John Sturrock KC: Changes in the litigation landscape
John Sturrock KC continues the discussion on new civil court rules.
I was interested to read Andrew Stevenson’s article in these pages in which he raised concerns about proposed changes to court rules and, in particular, the apparent erosion of “the principle that litigation in Scotland is adversarial”. He comments that “[c]ase flow management has been infiltrating the courts” for 20 years, introducing “pro-active control by the judge or sheriff, at odds with conventional adversarial procedure in which the pace and presentation of litigation was almost entirely driven by agents or counsel.” Mr Stevenson suggests that “[a]dopting rules which so obscure the boundaries, roles and responsibilities lying between inquisitorial and adversarial procedure would be a recipe for complaints by clients.”
Just a week or so earlier, I had come across a paper entitled Responding to Change which I gave at a Worldwide Advocacy Conference in London in July 1998. My theme then was the need to face change positively, as opportunity rather than threat, to avoid being by-passed by others. I suggested that there were two, perhaps related, developments which pointed to a trend away from the traditional adversarial process with which we had all become so familiar. The first of these was ‘the changing role of the judge in litigation’ which led me to discuss the topic of ‘The Adversarial Culture and the Role of the Judge’.
After mentioning the well-known observations about the (very limited) role of the judge by Lord Justice Clerk Thomson in the 1962 case of Thomson v Glasgow Corporation, I commented on the move from the adversarial process in many jurisdictions to a “more interventionist, managerial role for judges” and that this arguably represented a “fundamental shift”, raising “major questions of principle”. I was careful not to argue that this shift was wrong; my concern back in 1998 was the implications for traditional advocacy and, in my role as the first Director of Training and Education at the Faculty of Advocates, what it might mean for advocacy training, at that time in its infancy.
I refer to this not so much to indicate some prescience on my part but to recognise that what we think of as new may often in fact be old hat. Plus ça change… Over the summer, I have undertaken one of those periodic clear-outs of old papers. It is fascinating to discover how often we seem to reinvent the wheel, forgetting or ignoring what was proposed, discussed or written about years before. Here is a front-page headline in the Sunday Times magazine, dated February 26 1989: “The World is dying: What are you going to do about it?”. An accompanying campaign discussed “The Crisis of Life on Earth” with the rubric: “The earth is sick and dying. So too, is the human race. For we are systematically destroying the fabric of the planet which gave us life….”
We have known about the perils of climate change and environmental degradation for decades and yet… we are still agonising over what to do about it.
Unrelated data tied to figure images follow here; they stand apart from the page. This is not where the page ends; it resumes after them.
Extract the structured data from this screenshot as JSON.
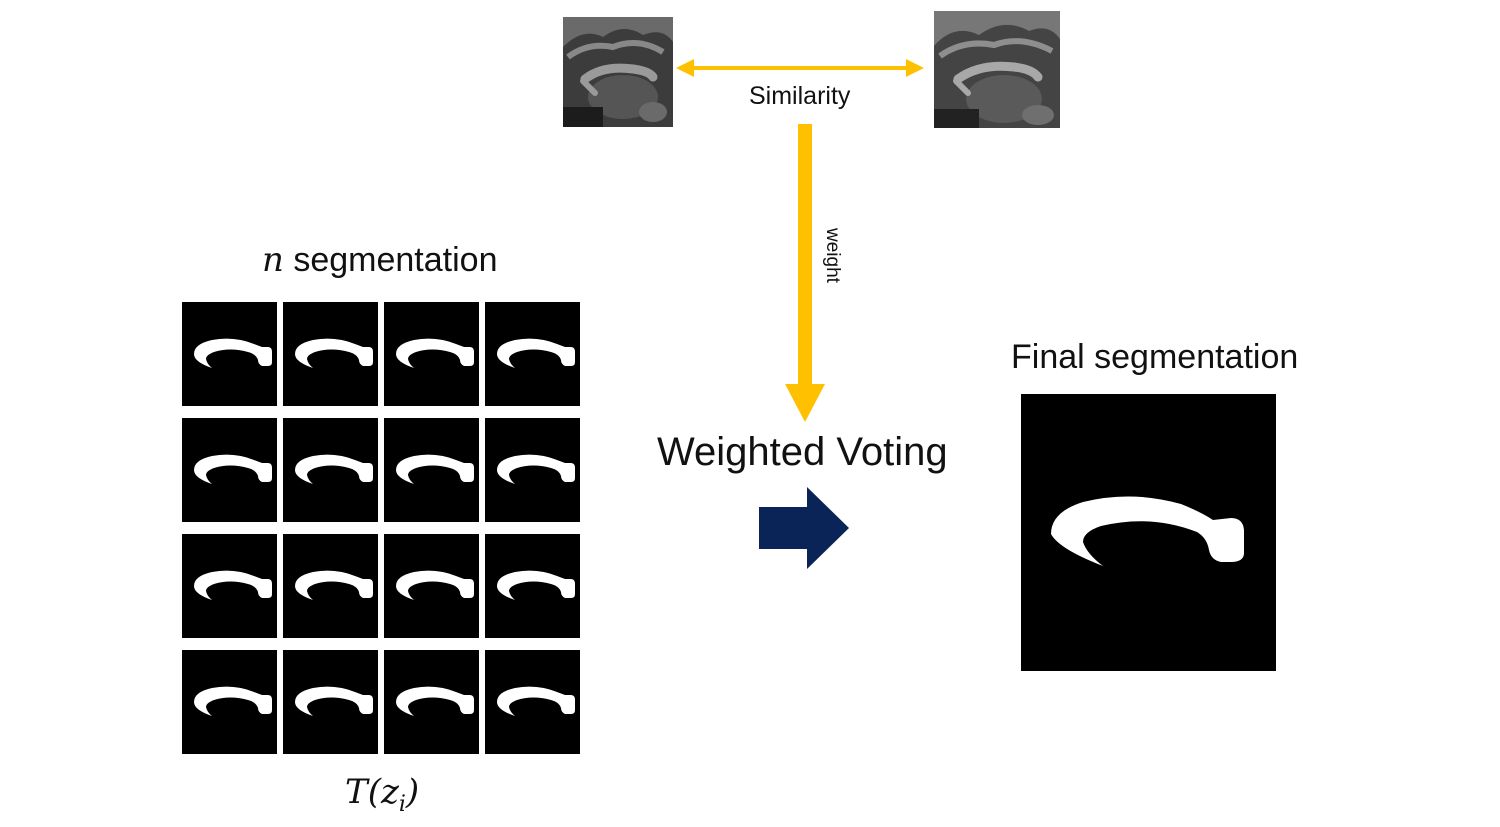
{
  "top": {
    "similarity_label": "Similarity",
    "weight_label": "weight"
  },
  "left": {
    "title_var": "n",
    "title_text": " segmentation",
    "formula_fn": "T",
    "formula_var": "z",
    "formula_sub": "i",
    "grid_rows": 4,
    "grid_cols": 4
  },
  "center": {
    "voting_label": "Weighted Voting"
  },
  "right": {
    "title": "Final segmentation"
  },
  "colors": {
    "arrow_yellow": "#FFC000",
    "arrow_navy": "#0A2457",
    "tile_bg": "#000000",
    "mask_fill": "#FFFFFF"
  }
}
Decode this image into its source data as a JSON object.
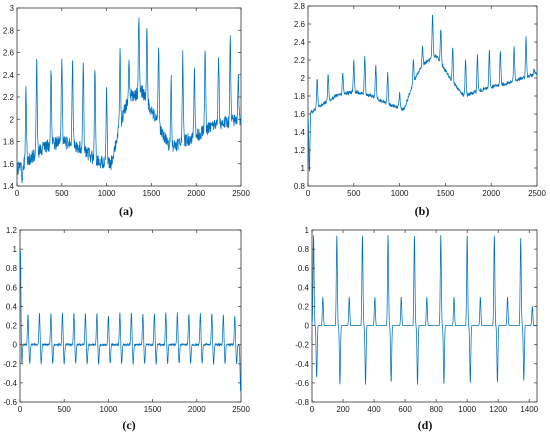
{
  "panels": [
    {
      "caption": "(a)"
    },
    {
      "caption": "(b)"
    },
    {
      "caption": "(c)"
    },
    {
      "caption": "(d)"
    }
  ],
  "chart_data": [
    {
      "type": "line",
      "label": "(a)",
      "color": "#0072bd",
      "xlim": [
        0,
        2500
      ],
      "ylim": [
        1.4,
        3.0
      ],
      "xticks": [
        0,
        500,
        1000,
        1500,
        2000,
        2500
      ],
      "yticks": [
        1.4,
        1.6,
        1.8,
        2.0,
        2.2,
        2.4,
        2.6,
        2.8,
        3.0
      ],
      "ytick_labels": [
        "1.4",
        "1.6",
        "1.8",
        "2",
        "2.2",
        "2.4",
        "2.6",
        "2.8",
        "3"
      ],
      "grid": false,
      "baseline": [
        [
          0,
          1.55
        ],
        [
          150,
          1.65
        ],
        [
          300,
          1.75
        ],
        [
          500,
          1.8
        ],
        [
          700,
          1.75
        ],
        [
          900,
          1.62
        ],
        [
          1050,
          1.6
        ],
        [
          1150,
          1.95
        ],
        [
          1250,
          2.2
        ],
        [
          1400,
          2.25
        ],
        [
          1550,
          2.0
        ],
        [
          1700,
          1.75
        ],
        [
          1850,
          1.8
        ],
        [
          2000,
          1.85
        ],
        [
          2200,
          1.95
        ],
        [
          2500,
          2.0
        ]
      ],
      "peaks": [
        [
          100,
          2.3
        ],
        [
          220,
          2.52
        ],
        [
          380,
          2.45
        ],
        [
          500,
          2.55
        ],
        [
          620,
          2.55
        ],
        [
          740,
          2.5
        ],
        [
          870,
          2.48
        ],
        [
          1000,
          2.35
        ],
        [
          1150,
          2.6
        ],
        [
          1250,
          2.5
        ],
        [
          1360,
          2.95
        ],
        [
          1450,
          2.8
        ],
        [
          1580,
          2.65
        ],
        [
          1720,
          2.4
        ],
        [
          1850,
          2.6
        ],
        [
          1980,
          2.5
        ],
        [
          2100,
          2.62
        ],
        [
          2250,
          2.55
        ],
        [
          2380,
          2.72
        ],
        [
          2470,
          2.4
        ]
      ],
      "troughs": [
        [
          60,
          1.45
        ],
        [
          1000,
          1.52
        ]
      ],
      "noise": 0.06
    },
    {
      "type": "line",
      "label": "(b)",
      "color": "#0072bd",
      "xlim": [
        0,
        2500
      ],
      "ylim": [
        0.8,
        2.8
      ],
      "xticks": [
        0,
        500,
        1000,
        1500,
        2000,
        2500
      ],
      "yticks": [
        0.8,
        1.0,
        1.2,
        1.4,
        1.6,
        1.8,
        2.0,
        2.2,
        2.4,
        2.6,
        2.8
      ],
      "ytick_labels": [
        "0.8",
        "1",
        "1.2",
        "1.4",
        "1.6",
        "1.8",
        "2",
        "2.2",
        "2.4",
        "2.6",
        "2.8"
      ],
      "grid": false,
      "baseline": [
        [
          0,
          1.6
        ],
        [
          150,
          1.7
        ],
        [
          300,
          1.8
        ],
        [
          500,
          1.85
        ],
        [
          700,
          1.8
        ],
        [
          900,
          1.7
        ],
        [
          1050,
          1.65
        ],
        [
          1150,
          1.95
        ],
        [
          1250,
          2.15
        ],
        [
          1400,
          2.25
        ],
        [
          1550,
          2.0
        ],
        [
          1700,
          1.8
        ],
        [
          1850,
          1.85
        ],
        [
          2000,
          1.9
        ],
        [
          2200,
          1.95
        ],
        [
          2500,
          2.05
        ]
      ],
      "peaks": [
        [
          100,
          2.0
        ],
        [
          220,
          2.05
        ],
        [
          380,
          2.05
        ],
        [
          500,
          2.2
        ],
        [
          620,
          2.25
        ],
        [
          740,
          2.15
        ],
        [
          870,
          2.05
        ],
        [
          1000,
          1.95
        ],
        [
          1150,
          2.2
        ],
        [
          1250,
          2.35
        ],
        [
          1360,
          2.7
        ],
        [
          1450,
          2.55
        ],
        [
          1580,
          2.35
        ],
        [
          1720,
          2.2
        ],
        [
          1850,
          2.25
        ],
        [
          1980,
          2.3
        ],
        [
          2100,
          2.3
        ],
        [
          2250,
          2.35
        ],
        [
          2380,
          2.45
        ],
        [
          2470,
          2.1
        ]
      ],
      "troughs": [
        [
          15,
          0.95
        ],
        [
          1000,
          1.55
        ]
      ],
      "noise": 0.02
    },
    {
      "type": "line",
      "label": "(c)",
      "color": "#0072bd",
      "xlim": [
        0,
        2500
      ],
      "ylim": [
        -0.6,
        1.2
      ],
      "xticks": [
        0,
        500,
        1000,
        1500,
        2000,
        2500
      ],
      "yticks": [
        -0.6,
        -0.4,
        -0.2,
        0,
        0.2,
        0.4,
        0.6,
        0.8,
        1.0,
        1.2
      ],
      "ytick_labels": [
        "-0.6",
        "-0.4",
        "-0.2",
        "0",
        "0.2",
        "0.4",
        "0.6",
        "0.8",
        "1",
        "1.2"
      ],
      "grid": false,
      "baseline": [
        [
          0,
          0.0
        ],
        [
          2500,
          0.0
        ]
      ],
      "peaks": [
        [
          5,
          1.0
        ],
        [
          90,
          0.32
        ],
        [
          220,
          0.33
        ],
        [
          350,
          0.33
        ],
        [
          480,
          0.33
        ],
        [
          610,
          0.33
        ],
        [
          740,
          0.33
        ],
        [
          870,
          0.33
        ],
        [
          1000,
          0.3
        ],
        [
          1130,
          0.33
        ],
        [
          1260,
          0.33
        ],
        [
          1390,
          0.33
        ],
        [
          1520,
          0.33
        ],
        [
          1650,
          0.33
        ],
        [
          1780,
          0.33
        ],
        [
          1910,
          0.32
        ],
        [
          2040,
          0.33
        ],
        [
          2170,
          0.33
        ],
        [
          2300,
          0.31
        ],
        [
          2430,
          0.3
        ]
      ],
      "troughs": [
        [
          20,
          -0.22
        ],
        [
          110,
          -0.2
        ],
        [
          240,
          -0.2
        ],
        [
          370,
          -0.2
        ],
        [
          500,
          -0.2
        ],
        [
          630,
          -0.2
        ],
        [
          760,
          -0.2
        ],
        [
          890,
          -0.2
        ],
        [
          1020,
          -0.2
        ],
        [
          1150,
          -0.2
        ],
        [
          1280,
          -0.2
        ],
        [
          1410,
          -0.2
        ],
        [
          1540,
          -0.2
        ],
        [
          1670,
          -0.2
        ],
        [
          1800,
          -0.2
        ],
        [
          1930,
          -0.2
        ],
        [
          2060,
          -0.2
        ],
        [
          2190,
          -0.2
        ],
        [
          2320,
          -0.2
        ],
        [
          2450,
          -0.2
        ],
        [
          2495,
          -0.48
        ]
      ],
      "noise": 0.01
    },
    {
      "type": "line",
      "label": "(d)",
      "color": "#0072bd",
      "xlim": [
        0,
        1450
      ],
      "ylim": [
        -0.8,
        1.0
      ],
      "xticks": [
        0,
        200,
        400,
        600,
        800,
        1000,
        1200,
        1400
      ],
      "yticks": [
        -0.8,
        -0.6,
        -0.4,
        -0.2,
        0,
        0.2,
        0.4,
        0.6,
        0.8,
        1.0
      ],
      "ytick_labels": [
        "-0.8",
        "-0.6",
        "-0.4",
        "-0.2",
        "0",
        "0.2",
        "0.4",
        "0.6",
        "0.8",
        "1"
      ],
      "grid": false,
      "baseline": [
        [
          0,
          0.0
        ],
        [
          1450,
          0.0
        ]
      ],
      "peaks": [
        [
          10,
          0.95
        ],
        [
          70,
          0.3
        ],
        [
          160,
          0.95
        ],
        [
          240,
          0.3
        ],
        [
          325,
          0.95
        ],
        [
          405,
          0.3
        ],
        [
          490,
          0.95
        ],
        [
          575,
          0.3
        ],
        [
          660,
          0.95
        ],
        [
          740,
          0.3
        ],
        [
          830,
          0.95
        ],
        [
          915,
          0.3
        ],
        [
          1000,
          0.95
        ],
        [
          1085,
          0.3
        ],
        [
          1175,
          0.95
        ],
        [
          1260,
          0.3
        ],
        [
          1345,
          0.92
        ],
        [
          1420,
          0.2
        ]
      ],
      "troughs": [
        [
          30,
          -0.55
        ],
        [
          180,
          -0.62
        ],
        [
          345,
          -0.62
        ],
        [
          510,
          -0.6
        ],
        [
          680,
          -0.62
        ],
        [
          850,
          -0.62
        ],
        [
          1020,
          -0.6
        ],
        [
          1195,
          -0.6
        ],
        [
          1365,
          -0.58
        ]
      ],
      "noise": 0.0
    }
  ]
}
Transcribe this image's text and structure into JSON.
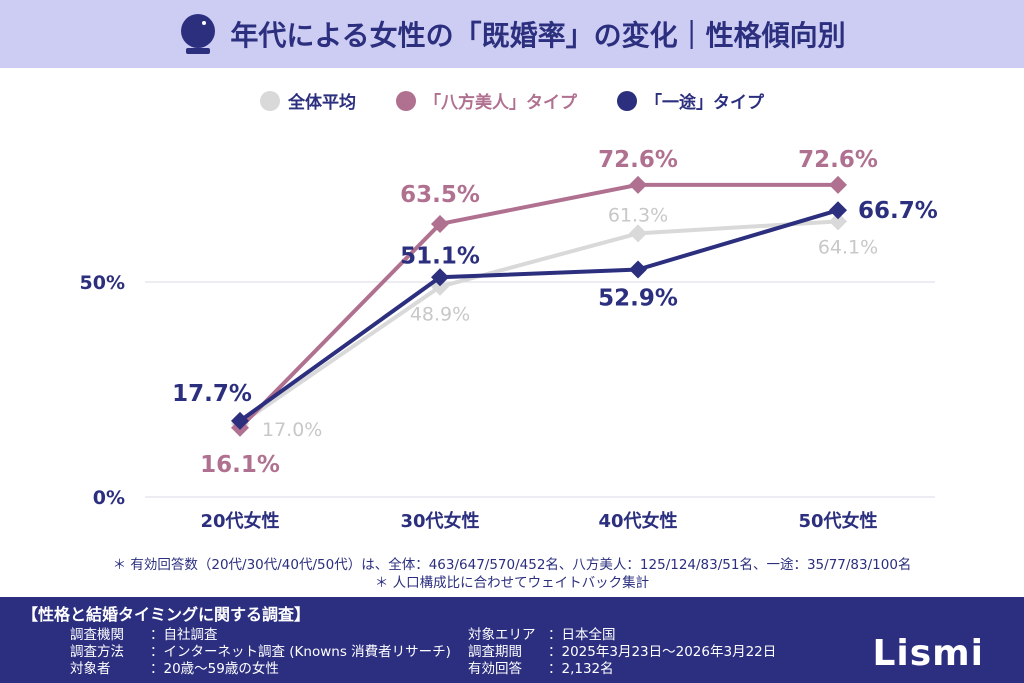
{
  "header": {
    "title": "年代による女性の「既婚率」の変化｜性格傾向別",
    "icon": "crystal-ball-icon"
  },
  "chart_data": {
    "type": "line",
    "title": "年代による女性の「既婚率」の変化｜性格傾向別",
    "categories": [
      "20代女性",
      "30代女性",
      "40代女性",
      "50代女性"
    ],
    "yticks": [
      "0%",
      "50%"
    ],
    "ylim": [
      0,
      100
    ],
    "grid": true,
    "legend_placement": "top",
    "series": [
      {
        "name": "全体平均",
        "color": "#d9d9d9",
        "values": [
          17.0,
          48.9,
          61.3,
          64.1
        ],
        "labels": [
          "17.0%",
          "48.9%",
          "61.3%",
          "64.1%"
        ]
      },
      {
        "name": "「八方美人」タイプ",
        "color": "#b07090",
        "values": [
          16.1,
          63.5,
          72.6,
          72.6
        ],
        "labels": [
          "16.1%",
          "63.5%",
          "72.6%",
          "72.6%"
        ]
      },
      {
        "name": "「一途」タイプ",
        "color": "#2b2f7e",
        "values": [
          17.7,
          51.1,
          52.9,
          66.7
        ],
        "labels": [
          "17.7%",
          "51.1%",
          "52.9%",
          "66.7%"
        ]
      }
    ]
  },
  "notes": [
    "＊ 有効回答数（20代/30代/40代/50代）は、全体：463/647/570/452名、八方美人：125/124/83/51名、一途：35/77/83/100名",
    "＊ 人口構成比に合わせてウェイトバック集計"
  ],
  "footer": {
    "title": "【性格と結婚タイミングに関する調査】",
    "left": [
      [
        "調査機関",
        "：自社調査"
      ],
      [
        "調査方法",
        "：インターネット調査 (Knowns 消費者リサーチ)"
      ],
      [
        "対象者",
        "：20歳～59歳の女性"
      ]
    ],
    "right": [
      [
        "対象エリア",
        "：日本全国"
      ],
      [
        "調査期間",
        "：2025年3月23日～2026年3月22日"
      ],
      [
        "有効回答",
        "：2,132名"
      ]
    ],
    "logo": "Lismi"
  }
}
And Rome really is burning. Against that reality, proposed changes to court rules in Scotland pale a little into insignificance. However, the point is worth making: denial, resistance or simple inertia are a real handicap in any situation when change around us is profound and fast-moving. This surely applies to courts and civil justice just as it applies to our natural environment.
The second development identified in my 1998 paper was ‘Alternatives to Litigation’, in which I speculated that “many parties nowadays” may seek a different approach from the adversarial system. Thus was beginning another journey…
John Sturrock KC is a mediator. This article first appeared in The Scotsman.